TORONTO — It’s been an interesting year to be an investor.
On Feb. 20, the S&P/TSX composite index hit an all-time closing high of 17,944.06. Half a week later, as it became clear that the novel coronavirus was not an isolated concern, the mass sell-off was underway. By late March, more than one-third of the value of Canada’s main stock index was gone.
Since then, though, the market has rallied. As of the close of trading Tuesday, nearly two-thirds of the losses from the early days of the pandemic had been regained. In the U.S., the recovery of the Dow Jones Industrial Average has been even greater.
All of this may raise an obvious question for amateur investors: why is this happening?

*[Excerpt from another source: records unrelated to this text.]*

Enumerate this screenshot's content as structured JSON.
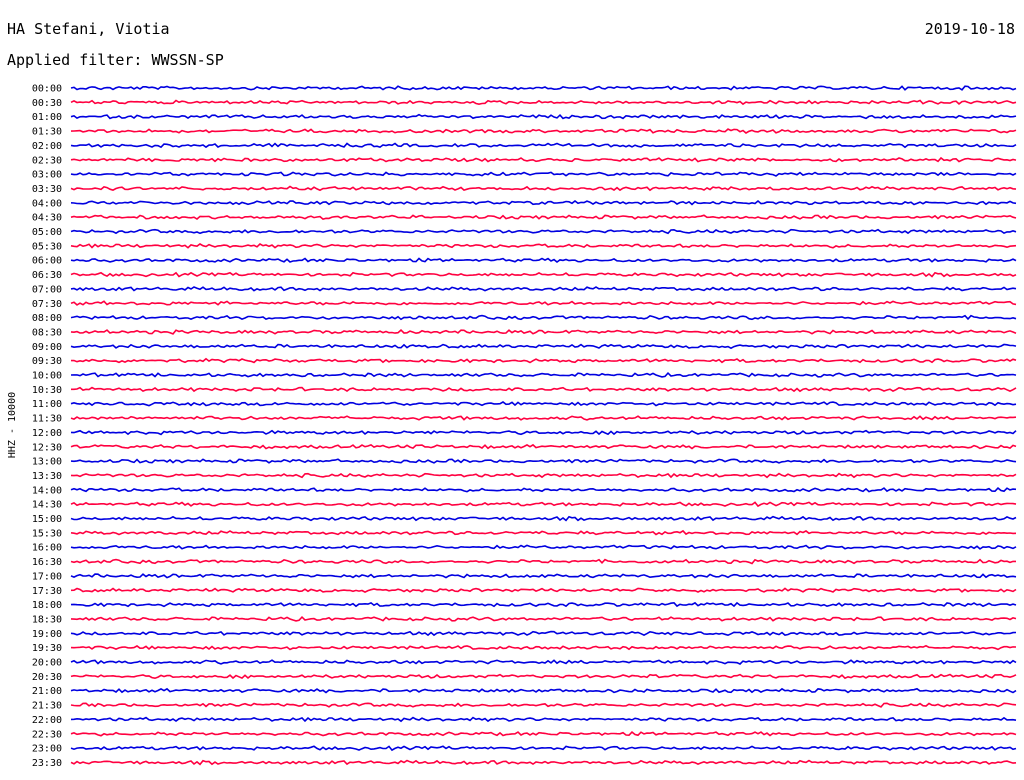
{
  "header": {
    "station": "HA Stefani, Viotia",
    "filter": "Applied filter: WWSSN-SP",
    "date": "2019-10-18"
  },
  "chart_data": {
    "type": "line",
    "title": "HA Stefani, Viotia",
    "subtitle": "Applied filter: WWSSN-SP",
    "date": "2019-10-18",
    "ylabel": "HHZ - 10000",
    "colors": {
      "a": "#0000e0",
      "b": "#ff0040"
    },
    "rows": [
      "00:00",
      "00:30",
      "01:00",
      "01:30",
      "02:00",
      "02:30",
      "03:00",
      "03:30",
      "04:00",
      "04:30",
      "05:00",
      "05:30",
      "06:00",
      "06:30",
      "07:00",
      "07:30",
      "08:00",
      "08:30",
      "09:00",
      "09:30",
      "10:00",
      "10:30",
      "11:00",
      "11:30",
      "12:00",
      "12:30",
      "13:00",
      "13:30",
      "14:00",
      "14:30",
      "15:00",
      "15:30",
      "16:00",
      "16:30",
      "17:00",
      "17:30",
      "18:00",
      "18:30",
      "19:00",
      "19:30",
      "20:00",
      "20:30",
      "21:00",
      "21:30",
      "22:00",
      "22:30",
      "23:00",
      "23:30"
    ]
  }
}
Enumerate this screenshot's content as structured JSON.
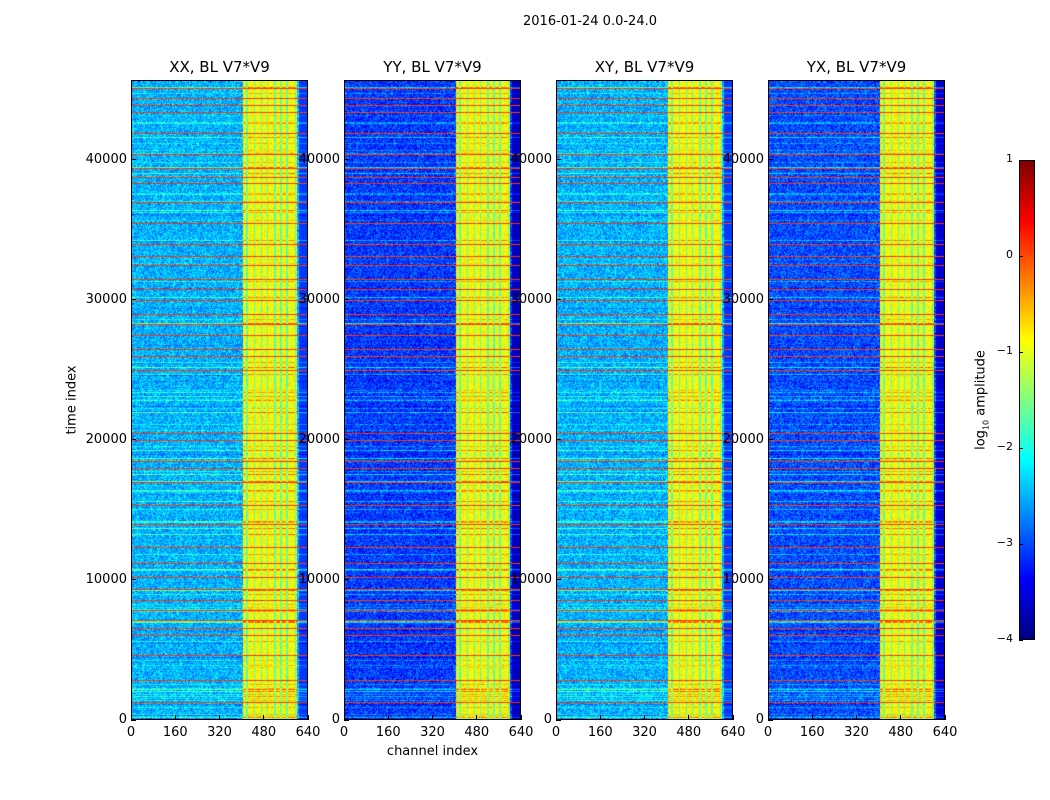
{
  "chart_data": {
    "type": "heatmap",
    "title": "2016-01-24 0.0-24.0",
    "panels": [
      {
        "title": "XX, BL V7*V9",
        "background_level": -2.5
      },
      {
        "title": "YY, BL V7*V9",
        "background_level": -3.1
      },
      {
        "title": "XY, BL V7*V9",
        "background_level": -2.5
      },
      {
        "title": "YX, BL V7*V9",
        "background_level": -3.0
      }
    ],
    "xlabel": "channel index",
    "ylabel": "time index",
    "xlim": [
      0,
      640
    ],
    "ylim": [
      0,
      45700
    ],
    "xticks": [
      "0",
      "160",
      "320",
      "480",
      "640"
    ],
    "xtick_values": [
      0,
      160,
      320,
      480,
      640
    ],
    "yticks": [
      "0",
      "10000",
      "20000",
      "30000",
      "40000"
    ],
    "ytick_values": [
      0,
      10000,
      20000,
      30000,
      40000
    ],
    "data_channel_max": 610,
    "bright_channel_range": [
      405,
      600
    ],
    "bright_channel_level": -0.9,
    "rfi_time_rows": [
      1200,
      2800,
      4600,
      6000,
      6500,
      7100,
      7800,
      8500,
      9300,
      10200,
      11200,
      12300,
      14000,
      15300,
      17000,
      18000,
      18500,
      20000,
      20500,
      25000,
      26000,
      26500,
      27500,
      28300,
      29000,
      30000,
      30800,
      31500,
      32500,
      33200,
      34000,
      35500,
      37000,
      38400,
      38800,
      39500,
      40500,
      42000,
      43500,
      44000,
      44500,
      45200
    ],
    "rfi_level": 0.1,
    "colorbar": {
      "label_prefix": "log",
      "label_sub": "10",
      "label_suffix": " amplitude",
      "range": [
        -4,
        1
      ],
      "ticks": [
        "1",
        "0",
        "−1",
        "−2",
        "−3",
        "−4"
      ],
      "tick_values": [
        1,
        0,
        -1,
        -2,
        -3,
        -4
      ],
      "colormap": "jet"
    }
  }
}
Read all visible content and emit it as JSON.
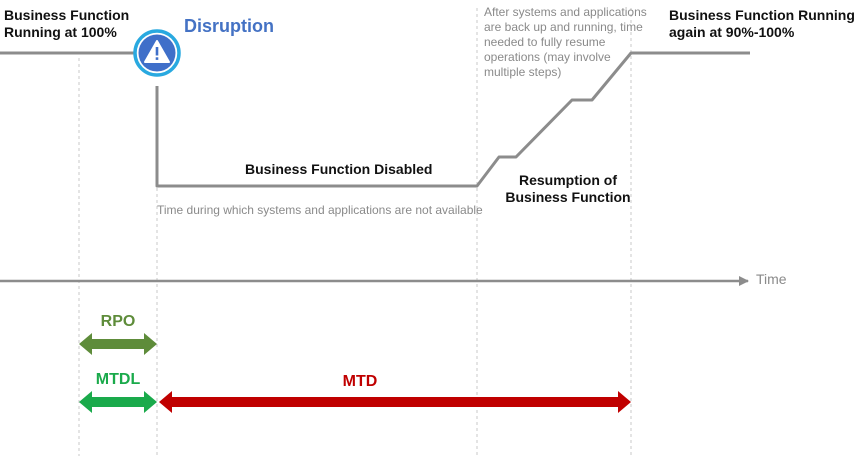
{
  "labels": {
    "running_100": "Business Function\nRunning at 100%",
    "disruption": "Disruption",
    "disabled": "Business Function Disabled",
    "unavailable_note": "Time during which systems and applications are not available",
    "resume_note": "After systems and applications\nare back up and running, time\nneeded to fully resume\noperations (may involve\nmultiple steps)",
    "running_again": "Business Function Running\nagain at 90%-100%",
    "resumption": "Resumption of\nBusiness Function",
    "time_axis": "Time",
    "rpo": "RPO",
    "mtdl": "MTDL",
    "mtd": "MTD"
  },
  "icons": {
    "disruption": "warning-triangle-icon"
  },
  "colors": {
    "disruption_text": "#4472c4",
    "icon_fill": "#3f6fc9",
    "icon_ring": "#29a9e0",
    "rpo_arrow": "#5e8c3a",
    "mtdl_arrow": "#1aaa4b",
    "mtd_arrow": "#c00000",
    "timeline": "#8c8c8c"
  }
}
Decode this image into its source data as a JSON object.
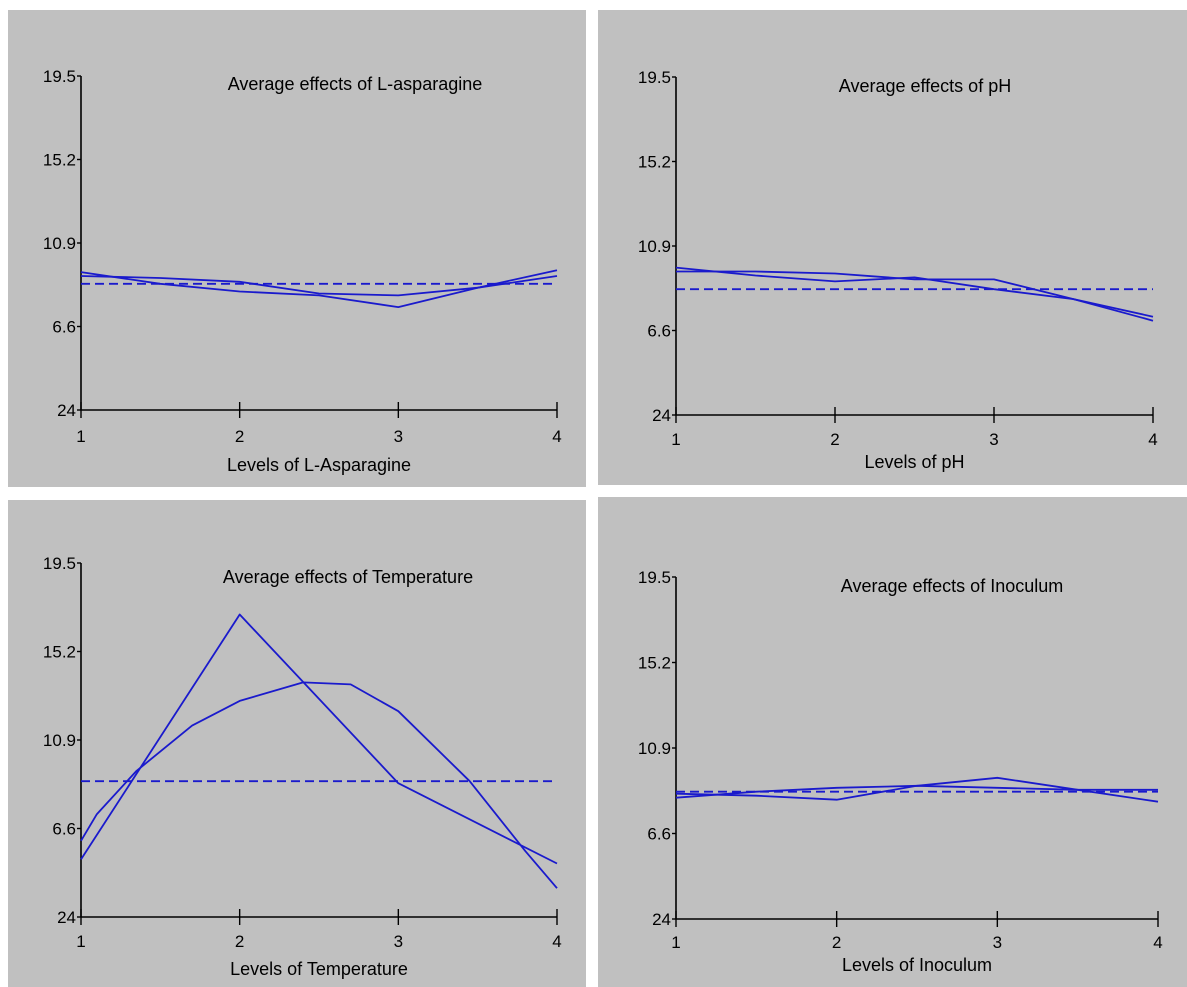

Why is a stock market plunge that was precipitated by the emergence of COVID-19 reversing itself even though the virus remains an active concern? Why, in a week when the head of the World Health Organization said this week that ‘the pandemic is still accelerating,’ are markets still rising? And why is the stock market in the U.S., where the number of new COVID-19 diagnoses just hit a two-month high, recovering more quickly than the one in Canada, where the virus situation is improving?
CTVNews.ca asked Pattie Lovett-Reid, CTV News’ Chief Financial Commentator, to weigh in on these topics and others that might matter to amateur investors struggling to understand the connection between the pandemic and the market.
The following interview has been lightly edited for clarity.
Why did the stock market sink so much at the beginning of the pandemic?
PLR:There was just a complete fear of the unknown. In the past, we’ve had economic slowdowns – but we’ve never had a full halt where people couldn’t do anything. Money may have stopped in the past, but people did not. This was completely new. This rocked the foundation of many. Markets are very forward-thinking and forward-looking, and we couldn’t see where this was going.
Does that also help explain why we’re seeing the market recover now, even though the coronavirus is still a problem?
PLR: Markets don’t care about a pandemic. They don’t, sadly, care about social injustice. They don’t necessarily care if they personally disagree with government policy. Investors care about making money.
Someone who is attempting to time the market is someone who is looking to benefit now from economies reopening, people working from home. Think about the stay-home economy. Look at tech stocks that defy odds – they have hit record highs, they have strong cash on their books. If you think about it, we’ve had a strong reliance on technology – so some of the winners, early still in this pandemic, clearly make sense if you’re an investor.
Given that, why are the American markets rebounding a little faster or a little higher than the Canadian ones at this point?
PLR: It comes down to some of the sectors that are doing better. We don’t have as strong a presence in technology as the U.S. markets do. There certainly have been … leading indicators that things hopefully will start to turn around – corporate profits, that sort of thing.
You think about the energy sector, when oil literally cratered and we’re seeing some bounceback – it still hovers around $40. But our concentration on the TSX, it really continues to be financials as well as energy, and those are two of the hardest-hit areas.
What’s the message for anyone who’s concerned about their finances during the pandemic? It sounds almost like you’re saying the pandemic doesn’t matter.
PLR: I think it does. The markets are going to be very volatile. Markets do not like uncertainty, that’s for sure, and we certainly have uncertainty. I think as an investor, you have to look at your personal tolerance for risk and your time horizon, as well as the quality of your portfolio.
I get a lot of questions from seniors who say ‘Should I be moving entirely into cash?’ And my response to them is no, not necessarily. What I think you should look at is ‘Do you have enough money to cover off your living expenses?’ You may be in your 60s, but you could still have a long time horizon, so you could want to have exposure to the markets to keep up with taxes and inflation.
If you’re someone else who literally cannot sleep at night – and there are people who have reached out to me in that situation – then they probably had more risk than they should have, or more exposure in certain areas than their portfolio warranted, and they felt they needed to sell – and that’s OK too, because sleep factor matters.
It depends on the individual. I’m in the markets, I talk about the markets, and I’ve been concerned about the markets – and so what I will do, my husband and I, is sit down and look at our composition. We’re reasonable about our return expectations, and we talk regularly about whether or not we need to tweak it. I can tell you for now it’s steady as she goes. I think boring is beautiful. I want a boring portfolio that continues to give me the type of returns that I need over time. But each person needs to assess that for themselves
Is there anything else that you think amateur investors should know right now?
PLR: Don’t let your emotions dictate your decisions. There are so many pieces of headline news – and I contribute to those headlines – but that doesn’t mean you need to react to all of them.
You have to sort of look at your own assessment, don’t go with the herd mentality, and know that we have been there before, in these types of situations where markets have been extremely volatile. It never feels good in the moment, ever.